First of all, I’d like to thank you for your comments on my previous post. I feel pretty humbled by how many of you (almost) told me to get over myself! No, I know, none of you actually said that, you were all much too kind and tactful (and I thank you for that!). But, after reading your comments, I got the (luckily as yet unfrogged) cardigan out again and had a good look at it and, you know what? You were right. It really isn’t that bad at all. I will keep it as it is for now, and may well go back and finish it after the current version is done.
Today’s post is a salutary lesson about READING THE PATTERN!
I have been happily knitting away on my Hedera socks when I am on the train, and almost finished the first sock. As I’m sure many of you know, it is a lovely pattern to work on, not too complicated, yet not too boring. And I am loving the Sundara yarn that I’m using.
However, I made a mistake. I thought I could ignore it and that it wouldn’t bother me. I spotted the mistake quite early on, but tried to convince myself that I wouldn’t mind about it. Honestly, who was I trying to kid? It’s not like I am known for my uber-relaxed attitude to, well, anything really, so I’m not sure why this would be an exception…
And the mistake? Well, after knitting the heel, the pattern requires you to pick up 25 stitches on each side to form the gusset. You knit the first row after that into the back of the stitch, to avoid making holes. After that, each row is supposed to be knit normally.
Instead, I continued to knit every other row with the stitches twisted. I did actually like it, so decided to keep going with it for a while. The stitch pattern turned out to look really pretty with the variegated yarn. But when I got to the end of the gusset decreases, I didn’t like how the stocking stitch and the twisted stitch parts joined together.

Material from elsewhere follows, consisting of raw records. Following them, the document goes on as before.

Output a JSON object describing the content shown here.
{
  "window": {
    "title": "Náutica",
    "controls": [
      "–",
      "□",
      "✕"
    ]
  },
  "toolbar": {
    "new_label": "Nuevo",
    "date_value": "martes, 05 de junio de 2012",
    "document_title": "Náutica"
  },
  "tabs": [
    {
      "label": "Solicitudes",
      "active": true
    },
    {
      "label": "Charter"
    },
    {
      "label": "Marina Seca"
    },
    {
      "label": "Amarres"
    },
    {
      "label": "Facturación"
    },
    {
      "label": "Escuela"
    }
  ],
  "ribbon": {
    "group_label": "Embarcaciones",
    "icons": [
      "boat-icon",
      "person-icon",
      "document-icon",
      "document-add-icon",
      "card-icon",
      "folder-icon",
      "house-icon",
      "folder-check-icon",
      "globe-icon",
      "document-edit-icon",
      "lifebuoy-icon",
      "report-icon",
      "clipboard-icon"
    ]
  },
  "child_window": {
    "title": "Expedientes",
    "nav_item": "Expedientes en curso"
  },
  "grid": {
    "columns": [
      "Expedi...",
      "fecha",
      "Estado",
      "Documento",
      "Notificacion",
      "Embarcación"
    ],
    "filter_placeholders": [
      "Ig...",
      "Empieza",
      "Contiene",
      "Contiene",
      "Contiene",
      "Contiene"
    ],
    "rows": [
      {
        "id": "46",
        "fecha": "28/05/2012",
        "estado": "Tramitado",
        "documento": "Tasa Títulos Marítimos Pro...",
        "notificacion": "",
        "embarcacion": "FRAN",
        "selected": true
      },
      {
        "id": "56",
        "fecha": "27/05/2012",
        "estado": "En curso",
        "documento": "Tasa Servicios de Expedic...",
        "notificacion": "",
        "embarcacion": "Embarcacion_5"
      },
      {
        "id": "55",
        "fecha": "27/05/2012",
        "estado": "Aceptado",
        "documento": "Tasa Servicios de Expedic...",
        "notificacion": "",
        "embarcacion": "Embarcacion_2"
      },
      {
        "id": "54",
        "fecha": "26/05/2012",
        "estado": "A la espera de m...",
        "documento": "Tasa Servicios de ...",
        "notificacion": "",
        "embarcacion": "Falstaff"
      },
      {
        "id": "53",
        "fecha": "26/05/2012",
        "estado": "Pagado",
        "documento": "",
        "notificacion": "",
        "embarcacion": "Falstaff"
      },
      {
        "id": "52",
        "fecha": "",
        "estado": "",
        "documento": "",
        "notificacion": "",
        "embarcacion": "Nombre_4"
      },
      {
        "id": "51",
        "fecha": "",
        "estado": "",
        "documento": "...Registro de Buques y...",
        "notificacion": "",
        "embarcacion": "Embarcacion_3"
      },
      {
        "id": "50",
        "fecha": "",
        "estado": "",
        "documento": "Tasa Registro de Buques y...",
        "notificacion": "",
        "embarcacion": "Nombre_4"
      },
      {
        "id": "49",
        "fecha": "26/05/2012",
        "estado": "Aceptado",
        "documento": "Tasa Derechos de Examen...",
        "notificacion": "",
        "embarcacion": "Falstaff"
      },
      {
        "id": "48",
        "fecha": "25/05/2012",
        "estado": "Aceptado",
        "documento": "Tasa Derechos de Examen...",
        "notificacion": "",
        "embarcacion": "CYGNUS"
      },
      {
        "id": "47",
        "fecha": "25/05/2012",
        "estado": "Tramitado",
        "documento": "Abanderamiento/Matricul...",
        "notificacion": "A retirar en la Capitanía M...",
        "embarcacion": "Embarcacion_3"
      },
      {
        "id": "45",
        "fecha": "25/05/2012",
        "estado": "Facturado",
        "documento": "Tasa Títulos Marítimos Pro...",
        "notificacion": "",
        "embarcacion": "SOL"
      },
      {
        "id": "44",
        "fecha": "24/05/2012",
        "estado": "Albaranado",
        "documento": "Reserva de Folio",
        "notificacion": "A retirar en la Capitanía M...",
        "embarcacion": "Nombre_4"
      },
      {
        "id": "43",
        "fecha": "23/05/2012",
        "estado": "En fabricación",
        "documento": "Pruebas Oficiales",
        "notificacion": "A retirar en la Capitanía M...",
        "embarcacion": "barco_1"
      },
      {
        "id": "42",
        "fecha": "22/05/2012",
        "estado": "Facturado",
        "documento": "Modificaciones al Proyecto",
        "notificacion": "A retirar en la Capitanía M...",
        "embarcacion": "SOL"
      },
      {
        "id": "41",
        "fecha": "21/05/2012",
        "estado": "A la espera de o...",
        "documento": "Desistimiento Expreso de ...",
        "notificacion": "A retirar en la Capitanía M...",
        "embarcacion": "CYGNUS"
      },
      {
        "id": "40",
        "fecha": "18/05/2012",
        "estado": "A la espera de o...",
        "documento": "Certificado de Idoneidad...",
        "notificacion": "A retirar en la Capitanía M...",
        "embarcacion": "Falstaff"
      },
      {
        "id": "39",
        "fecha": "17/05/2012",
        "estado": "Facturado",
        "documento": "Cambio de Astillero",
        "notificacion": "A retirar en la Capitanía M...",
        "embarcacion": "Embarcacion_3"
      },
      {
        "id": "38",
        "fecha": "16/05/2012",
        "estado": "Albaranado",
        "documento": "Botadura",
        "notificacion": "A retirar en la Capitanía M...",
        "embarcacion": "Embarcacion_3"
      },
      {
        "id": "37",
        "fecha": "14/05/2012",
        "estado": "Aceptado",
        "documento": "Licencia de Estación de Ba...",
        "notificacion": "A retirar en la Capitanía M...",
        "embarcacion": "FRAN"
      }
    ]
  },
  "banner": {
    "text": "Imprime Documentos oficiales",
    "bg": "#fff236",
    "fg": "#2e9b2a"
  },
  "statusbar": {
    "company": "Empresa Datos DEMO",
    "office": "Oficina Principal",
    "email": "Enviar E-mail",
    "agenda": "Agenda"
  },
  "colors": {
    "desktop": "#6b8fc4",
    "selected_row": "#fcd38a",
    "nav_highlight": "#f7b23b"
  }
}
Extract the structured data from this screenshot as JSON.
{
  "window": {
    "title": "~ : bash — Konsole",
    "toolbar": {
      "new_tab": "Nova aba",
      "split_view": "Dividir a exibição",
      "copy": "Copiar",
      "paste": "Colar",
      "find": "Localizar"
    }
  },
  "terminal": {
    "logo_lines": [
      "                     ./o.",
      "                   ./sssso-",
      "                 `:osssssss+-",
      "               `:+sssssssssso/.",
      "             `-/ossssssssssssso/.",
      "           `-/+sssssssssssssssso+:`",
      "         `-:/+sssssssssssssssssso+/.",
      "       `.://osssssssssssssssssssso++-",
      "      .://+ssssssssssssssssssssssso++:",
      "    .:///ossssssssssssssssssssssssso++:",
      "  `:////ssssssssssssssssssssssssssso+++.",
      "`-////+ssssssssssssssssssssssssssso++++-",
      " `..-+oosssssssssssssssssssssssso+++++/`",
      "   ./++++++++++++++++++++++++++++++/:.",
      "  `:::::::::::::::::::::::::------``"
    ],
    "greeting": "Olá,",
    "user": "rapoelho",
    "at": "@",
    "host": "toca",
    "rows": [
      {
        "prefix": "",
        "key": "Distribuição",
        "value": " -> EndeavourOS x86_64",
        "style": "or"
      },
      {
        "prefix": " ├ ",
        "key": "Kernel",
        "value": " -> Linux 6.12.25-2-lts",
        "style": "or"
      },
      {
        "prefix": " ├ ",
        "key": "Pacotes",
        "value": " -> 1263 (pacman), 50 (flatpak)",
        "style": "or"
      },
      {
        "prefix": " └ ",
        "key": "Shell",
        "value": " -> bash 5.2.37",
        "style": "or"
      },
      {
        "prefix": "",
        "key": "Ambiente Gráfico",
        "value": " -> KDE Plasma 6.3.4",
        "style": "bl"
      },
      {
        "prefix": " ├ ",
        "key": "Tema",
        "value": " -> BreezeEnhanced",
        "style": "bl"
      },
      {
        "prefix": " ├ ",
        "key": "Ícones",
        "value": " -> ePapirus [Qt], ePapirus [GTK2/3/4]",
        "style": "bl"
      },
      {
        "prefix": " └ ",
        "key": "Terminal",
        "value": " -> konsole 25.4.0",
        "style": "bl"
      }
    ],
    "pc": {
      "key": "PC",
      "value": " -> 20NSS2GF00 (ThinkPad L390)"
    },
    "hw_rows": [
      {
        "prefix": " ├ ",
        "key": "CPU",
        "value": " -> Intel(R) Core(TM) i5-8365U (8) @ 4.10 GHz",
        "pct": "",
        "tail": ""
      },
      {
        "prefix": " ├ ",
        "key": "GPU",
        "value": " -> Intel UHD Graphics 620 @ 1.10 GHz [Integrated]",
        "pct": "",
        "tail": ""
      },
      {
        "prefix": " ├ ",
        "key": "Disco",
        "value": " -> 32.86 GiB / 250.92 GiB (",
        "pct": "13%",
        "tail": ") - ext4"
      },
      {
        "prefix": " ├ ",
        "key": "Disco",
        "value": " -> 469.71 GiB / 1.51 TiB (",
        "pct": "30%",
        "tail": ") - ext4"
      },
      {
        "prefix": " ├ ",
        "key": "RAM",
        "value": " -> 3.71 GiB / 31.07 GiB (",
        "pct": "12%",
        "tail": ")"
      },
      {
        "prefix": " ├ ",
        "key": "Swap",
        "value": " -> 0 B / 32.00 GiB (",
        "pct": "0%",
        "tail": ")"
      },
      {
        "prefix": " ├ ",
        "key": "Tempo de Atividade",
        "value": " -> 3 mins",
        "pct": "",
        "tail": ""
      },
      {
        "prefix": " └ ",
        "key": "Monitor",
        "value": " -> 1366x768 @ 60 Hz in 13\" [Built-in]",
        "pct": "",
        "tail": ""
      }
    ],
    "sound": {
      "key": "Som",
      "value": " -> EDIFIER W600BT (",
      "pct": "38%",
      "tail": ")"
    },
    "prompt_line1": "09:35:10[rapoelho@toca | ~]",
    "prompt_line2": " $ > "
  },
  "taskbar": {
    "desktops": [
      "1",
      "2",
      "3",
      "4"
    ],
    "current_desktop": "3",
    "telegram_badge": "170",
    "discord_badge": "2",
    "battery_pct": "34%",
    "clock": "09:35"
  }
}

I know that this will not show when I’m wearing them but, for me, that isn’t really the point. I don’t just knit things to wear, I like taking the time to do and redo if necessary, and to get things just how I want them. This is really the one area of my life where I allow my perfectionist tendencies full rein, and doing so makes me happy.
So, on the second sock, I knit the sock as specified in the pattern:
I thought it was nice enough to frog the first sock and re-knit it. So I am.